Unmanned systems will be a key feature of Beijing’s future airborne early warning and control (AEW&C) systems, according to a high level executive at state airframer AVIC.

The future of AEW&C will involve networks of unmanned aircraft, integrated on a network, according to Zhang Shaofeng, deputy manager of AVIC Shaanxi, which produces AEW&C platforms such as the KJ-200 and KJ-500 that are in service with the People’s Liberation Army Air Force (PLAAF).

KJ-2000 Zhuhai 2014

Source: Wikimedia Commons

A KJ-2000 flies over Airshow China at Zhuhai in November 2014

Zhang’s remarks were reported by the state-run Global Times newspaper. He was speaking at Airshow China, which is being held this week in Zhuhai.

Zhang says AEW&C will be a “vital element” in future warfare and use “integrated clusters of various types of aircraft”.

This is not the first time a senior Chinese aerospace official has suggested that the future of AEW&C will involve a network of aircraft.

In July, the Global Times quoted Lu Jun, the designer of the KJ-500, as saying that in future AEW&C will rely both on traditional platforms as well as smaller aircraft, working in an “information network”.

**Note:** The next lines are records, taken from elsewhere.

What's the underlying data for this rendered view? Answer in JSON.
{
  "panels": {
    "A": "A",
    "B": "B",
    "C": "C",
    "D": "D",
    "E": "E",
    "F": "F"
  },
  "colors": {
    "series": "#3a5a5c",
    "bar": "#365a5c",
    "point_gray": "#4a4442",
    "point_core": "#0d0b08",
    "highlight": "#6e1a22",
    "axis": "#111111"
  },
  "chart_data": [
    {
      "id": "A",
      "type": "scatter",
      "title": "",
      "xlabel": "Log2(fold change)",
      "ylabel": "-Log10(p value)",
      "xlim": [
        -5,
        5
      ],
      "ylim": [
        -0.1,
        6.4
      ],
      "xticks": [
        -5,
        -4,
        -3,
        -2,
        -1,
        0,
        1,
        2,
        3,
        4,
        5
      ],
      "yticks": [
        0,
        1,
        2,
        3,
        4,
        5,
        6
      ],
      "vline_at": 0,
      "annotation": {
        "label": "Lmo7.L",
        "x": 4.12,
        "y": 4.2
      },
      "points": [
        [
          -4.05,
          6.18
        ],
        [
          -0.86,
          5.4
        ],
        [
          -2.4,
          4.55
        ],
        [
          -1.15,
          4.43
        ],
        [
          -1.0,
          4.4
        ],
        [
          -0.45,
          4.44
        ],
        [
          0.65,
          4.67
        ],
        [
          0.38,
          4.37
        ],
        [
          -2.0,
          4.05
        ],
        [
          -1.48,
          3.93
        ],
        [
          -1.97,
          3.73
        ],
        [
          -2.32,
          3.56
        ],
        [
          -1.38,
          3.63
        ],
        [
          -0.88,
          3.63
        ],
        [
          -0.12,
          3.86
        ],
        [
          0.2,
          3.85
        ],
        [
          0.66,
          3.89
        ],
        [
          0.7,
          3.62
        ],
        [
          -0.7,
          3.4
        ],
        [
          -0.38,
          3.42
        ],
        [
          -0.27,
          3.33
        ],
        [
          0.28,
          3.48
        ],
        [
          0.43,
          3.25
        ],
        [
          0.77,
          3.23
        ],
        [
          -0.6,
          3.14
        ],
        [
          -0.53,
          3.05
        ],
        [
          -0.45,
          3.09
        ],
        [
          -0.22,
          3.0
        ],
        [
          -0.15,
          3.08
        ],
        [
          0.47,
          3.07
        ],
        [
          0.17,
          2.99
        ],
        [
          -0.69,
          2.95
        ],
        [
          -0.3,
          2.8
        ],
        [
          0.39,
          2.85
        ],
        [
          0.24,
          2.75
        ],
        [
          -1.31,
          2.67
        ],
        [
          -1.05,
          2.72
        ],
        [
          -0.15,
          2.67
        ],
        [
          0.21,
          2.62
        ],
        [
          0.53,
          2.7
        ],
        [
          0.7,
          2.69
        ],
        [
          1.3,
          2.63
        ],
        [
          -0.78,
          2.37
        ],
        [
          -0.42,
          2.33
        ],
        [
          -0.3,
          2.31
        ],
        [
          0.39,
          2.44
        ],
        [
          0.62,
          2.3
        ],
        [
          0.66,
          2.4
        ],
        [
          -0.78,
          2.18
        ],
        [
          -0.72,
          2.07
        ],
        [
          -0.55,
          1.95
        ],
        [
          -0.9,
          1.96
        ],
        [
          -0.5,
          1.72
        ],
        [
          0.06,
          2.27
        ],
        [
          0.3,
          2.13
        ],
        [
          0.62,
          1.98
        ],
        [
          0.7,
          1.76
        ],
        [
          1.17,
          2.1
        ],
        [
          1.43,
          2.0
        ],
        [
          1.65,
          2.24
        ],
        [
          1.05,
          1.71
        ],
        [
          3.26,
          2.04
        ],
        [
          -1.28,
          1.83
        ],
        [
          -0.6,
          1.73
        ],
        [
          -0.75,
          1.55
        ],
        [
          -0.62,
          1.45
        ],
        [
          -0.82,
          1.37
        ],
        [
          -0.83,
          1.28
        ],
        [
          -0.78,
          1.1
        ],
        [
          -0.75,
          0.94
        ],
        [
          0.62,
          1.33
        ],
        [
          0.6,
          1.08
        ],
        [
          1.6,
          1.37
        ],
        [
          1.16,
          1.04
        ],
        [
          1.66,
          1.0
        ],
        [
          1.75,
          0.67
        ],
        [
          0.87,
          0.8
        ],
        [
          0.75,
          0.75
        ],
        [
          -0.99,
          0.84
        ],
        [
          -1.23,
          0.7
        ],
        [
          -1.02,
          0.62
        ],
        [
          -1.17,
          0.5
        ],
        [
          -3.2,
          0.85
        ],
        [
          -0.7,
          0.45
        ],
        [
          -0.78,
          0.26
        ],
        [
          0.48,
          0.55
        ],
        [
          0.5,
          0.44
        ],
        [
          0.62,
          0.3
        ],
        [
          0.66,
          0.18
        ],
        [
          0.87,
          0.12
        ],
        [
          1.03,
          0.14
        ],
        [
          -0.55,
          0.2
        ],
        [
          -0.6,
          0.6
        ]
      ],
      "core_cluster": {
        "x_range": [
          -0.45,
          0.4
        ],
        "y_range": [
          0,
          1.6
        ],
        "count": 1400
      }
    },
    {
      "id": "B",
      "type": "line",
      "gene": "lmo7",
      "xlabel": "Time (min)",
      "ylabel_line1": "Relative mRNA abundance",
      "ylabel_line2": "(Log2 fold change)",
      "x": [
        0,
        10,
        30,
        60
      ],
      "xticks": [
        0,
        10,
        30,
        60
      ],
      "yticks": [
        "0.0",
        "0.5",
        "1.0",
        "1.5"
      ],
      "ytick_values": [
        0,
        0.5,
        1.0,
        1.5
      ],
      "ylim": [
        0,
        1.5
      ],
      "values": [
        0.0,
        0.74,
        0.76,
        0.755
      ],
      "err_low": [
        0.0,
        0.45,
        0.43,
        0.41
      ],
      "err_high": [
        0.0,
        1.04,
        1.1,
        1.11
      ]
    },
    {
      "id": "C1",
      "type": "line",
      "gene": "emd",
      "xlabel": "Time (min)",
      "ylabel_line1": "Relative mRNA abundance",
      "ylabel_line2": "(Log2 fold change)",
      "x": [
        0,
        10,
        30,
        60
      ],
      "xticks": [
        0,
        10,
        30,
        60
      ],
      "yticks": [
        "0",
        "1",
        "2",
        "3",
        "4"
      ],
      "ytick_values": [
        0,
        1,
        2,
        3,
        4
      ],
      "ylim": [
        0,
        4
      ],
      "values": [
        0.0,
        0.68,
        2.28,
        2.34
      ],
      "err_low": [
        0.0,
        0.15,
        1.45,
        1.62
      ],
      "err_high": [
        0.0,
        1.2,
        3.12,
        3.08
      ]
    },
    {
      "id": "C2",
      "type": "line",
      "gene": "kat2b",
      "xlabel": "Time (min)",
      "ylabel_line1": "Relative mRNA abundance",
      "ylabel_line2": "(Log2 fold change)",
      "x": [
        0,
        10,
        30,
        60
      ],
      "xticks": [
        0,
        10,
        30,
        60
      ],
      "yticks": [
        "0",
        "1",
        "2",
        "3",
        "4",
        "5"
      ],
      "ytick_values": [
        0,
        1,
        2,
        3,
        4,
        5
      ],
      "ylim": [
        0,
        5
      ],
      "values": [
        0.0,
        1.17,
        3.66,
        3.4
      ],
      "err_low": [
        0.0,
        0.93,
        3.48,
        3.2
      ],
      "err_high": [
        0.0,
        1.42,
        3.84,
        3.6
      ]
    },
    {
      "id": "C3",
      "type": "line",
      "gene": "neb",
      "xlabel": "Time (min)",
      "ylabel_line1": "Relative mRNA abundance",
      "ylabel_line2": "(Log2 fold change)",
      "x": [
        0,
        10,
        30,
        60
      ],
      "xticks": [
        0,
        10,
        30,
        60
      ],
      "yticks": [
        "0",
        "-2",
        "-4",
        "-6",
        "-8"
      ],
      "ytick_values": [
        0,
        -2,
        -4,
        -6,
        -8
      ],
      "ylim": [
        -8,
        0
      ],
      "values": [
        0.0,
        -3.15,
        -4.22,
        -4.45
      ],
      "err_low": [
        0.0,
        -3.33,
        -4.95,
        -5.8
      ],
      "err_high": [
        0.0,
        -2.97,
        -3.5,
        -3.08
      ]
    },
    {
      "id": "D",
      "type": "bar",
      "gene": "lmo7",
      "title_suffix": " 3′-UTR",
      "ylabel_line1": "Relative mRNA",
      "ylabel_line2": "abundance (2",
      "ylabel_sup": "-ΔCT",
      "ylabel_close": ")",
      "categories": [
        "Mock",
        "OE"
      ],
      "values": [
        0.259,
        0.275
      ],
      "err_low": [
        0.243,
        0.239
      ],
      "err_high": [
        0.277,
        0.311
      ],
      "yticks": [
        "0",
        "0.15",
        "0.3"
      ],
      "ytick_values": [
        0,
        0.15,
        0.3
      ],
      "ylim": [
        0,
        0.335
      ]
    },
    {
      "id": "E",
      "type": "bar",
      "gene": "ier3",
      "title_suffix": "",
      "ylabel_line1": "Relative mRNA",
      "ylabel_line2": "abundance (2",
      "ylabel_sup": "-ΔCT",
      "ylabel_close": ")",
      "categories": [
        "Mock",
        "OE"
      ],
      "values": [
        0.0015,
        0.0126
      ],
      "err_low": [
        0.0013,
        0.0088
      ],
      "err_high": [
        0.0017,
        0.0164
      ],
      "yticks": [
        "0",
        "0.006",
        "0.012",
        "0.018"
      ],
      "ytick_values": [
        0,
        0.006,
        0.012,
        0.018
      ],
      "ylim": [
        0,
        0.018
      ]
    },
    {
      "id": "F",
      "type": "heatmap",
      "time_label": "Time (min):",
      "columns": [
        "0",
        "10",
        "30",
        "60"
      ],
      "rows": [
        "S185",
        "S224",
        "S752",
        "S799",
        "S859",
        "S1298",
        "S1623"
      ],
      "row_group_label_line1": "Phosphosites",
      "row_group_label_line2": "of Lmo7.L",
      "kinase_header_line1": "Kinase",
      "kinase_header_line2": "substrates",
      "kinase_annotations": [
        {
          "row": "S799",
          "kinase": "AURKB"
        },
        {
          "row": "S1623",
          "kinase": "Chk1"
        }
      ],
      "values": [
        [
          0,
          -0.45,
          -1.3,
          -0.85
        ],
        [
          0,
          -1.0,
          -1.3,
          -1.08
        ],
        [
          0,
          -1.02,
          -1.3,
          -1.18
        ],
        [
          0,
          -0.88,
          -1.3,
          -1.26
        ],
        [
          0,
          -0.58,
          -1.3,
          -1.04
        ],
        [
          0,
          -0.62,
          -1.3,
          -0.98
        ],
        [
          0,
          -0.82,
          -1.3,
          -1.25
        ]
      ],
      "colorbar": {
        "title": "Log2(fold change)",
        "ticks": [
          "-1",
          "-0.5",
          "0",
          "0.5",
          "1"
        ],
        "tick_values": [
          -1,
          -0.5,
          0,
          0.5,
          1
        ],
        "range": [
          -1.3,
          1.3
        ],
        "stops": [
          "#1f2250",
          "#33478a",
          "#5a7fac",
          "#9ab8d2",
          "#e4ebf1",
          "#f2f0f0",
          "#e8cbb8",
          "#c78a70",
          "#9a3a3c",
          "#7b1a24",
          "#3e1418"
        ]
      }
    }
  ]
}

In addition to the KJ-200 and KJ-500, the PLAAF operates the KJ-2000, which is based on the Ilyushin Il-76 transport. Beijing is also developing the KJ-600 for future use from Chinese aircraft carriers, and it is understood that an AEW&C version of the Y-20 strategic transport will be developed, tentatively designated KJ-3000.

The Global Times story also contends that Chinese AEW&C assets, owing to their use of active electronically scanned array (AESA) radars, are more advanced than the ageing Boeing E-3 Sentry operated by the US Air Force.

The KJ-500, based on the Y-9 tactical transport, carries an AESA array in a fixed dorsal radome. The KJ-200, based on the Y-8, has a plank-array AESA mounted on struts. The KJ-2000 also features a non-rotating, three-sided AESA.